Un rejet palestinien plus que ferme

« Ce film est dégoûtant », mais « ce n’est pas un film comme Amira qui nous fera douter de la paternité de nos enfants », a écrit sur Facebook une Palestinienne, Lydia Rimawi, qui raconte avoir eu trois enfants avec le sperme de son mari prisonnier. Et ce, grâce à l’aide de codétenus de son époux qui sont parvenus à leur libération à lui faire apporter de petites fioles de sperme, passées, selon elle, au nez et à la barbe des soldats israéliens postés aux check-points. Une autre internaute palestinienne, Reem Jihad, écrit sur Twitter qu’Amira n’est qu’un « scénario israélien sans morale ». « Ce film insulte les prisonniers palestiniens sans jamais parler des souffrances de centaines de familles de prisonniers. »

Face au tollé de critiques sous le mot clé « Retirez Amira », Mohamed Diab a appelé à une « commission de spectateurs, composée de prisonniers et de proches, pour regarder et discuter » sur le film. « Nous avons pris soin de regarder le film de A à Z et, au terme de nombreuses séances pour en observer les détails, nous le rejetons en bloc », a dit Qaddoura Farès, chef du Club des prisonniers palestiniens, qui porte la voix des plus de 4 500 Palestiniens détenus par Israël. « L’équipe ferait mieux d’oublier ce film une bonne fois pour toutes », conclut-il.

Pour le Hamas, mouvement islamiste palestinien au pouvoir à Gaza, dont des centaines de membres sont enfermés dans les prisons de l’État hébreu, ce film n’est rien d’autre qu’un « service rendu à l’ennemi sioniste ». Mohamed Diab, lui, ne cesse de répéter qu’il a présenté « un travail propre qui n’insulte en aucun cas les prisonniers ou la cause palestinienne ».

La difficile question israélienne dans la culture arabe

La question d’Israël fait régulièrement polémique dans le milieu de la culture arabe.
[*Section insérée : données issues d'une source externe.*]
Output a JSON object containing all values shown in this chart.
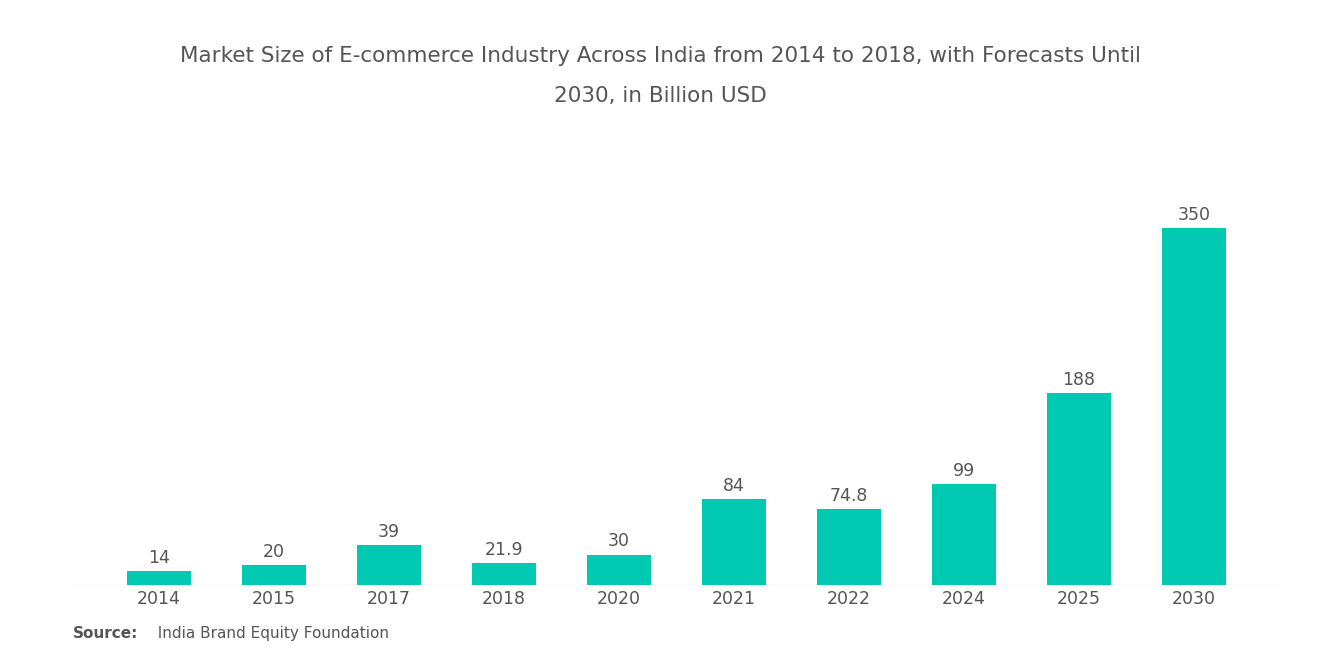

Officiellement, la plupart des pays arabes ne reconnaissent pas l’État hébreu et il est donc interdit à leurs artistes de s’y rendre. En 2017, le réalisateur franco-libanais Ziad Doueiri a été entendu par un tribunal militaire au Liban pour avoir tourné une partie de son film L’Attentat en Israël. Des journalistes et des militants lui avaient réclamé des « excuses », l’accusant d’avoir avec son long-métrage « normalisé » les relations avec l’État hébreu, officiellement toujours en état de guerre avec le Liban.

En Algérie, l’écrivain Boualem Sansal a été vivement critiqué pour s’être rendu en Israël afin d’y recevoir un prix littéraire. En 2020, quatre pays arabes ont reconnu Israël – les Émirats arabes unis, Bahreïn, le Maroc et le Soudan –, rejoignant la Jordanie et l’Égypte, le pays de Mohamed Diab qui, le premier, a signé la paix avec l’État hébreu en 1979.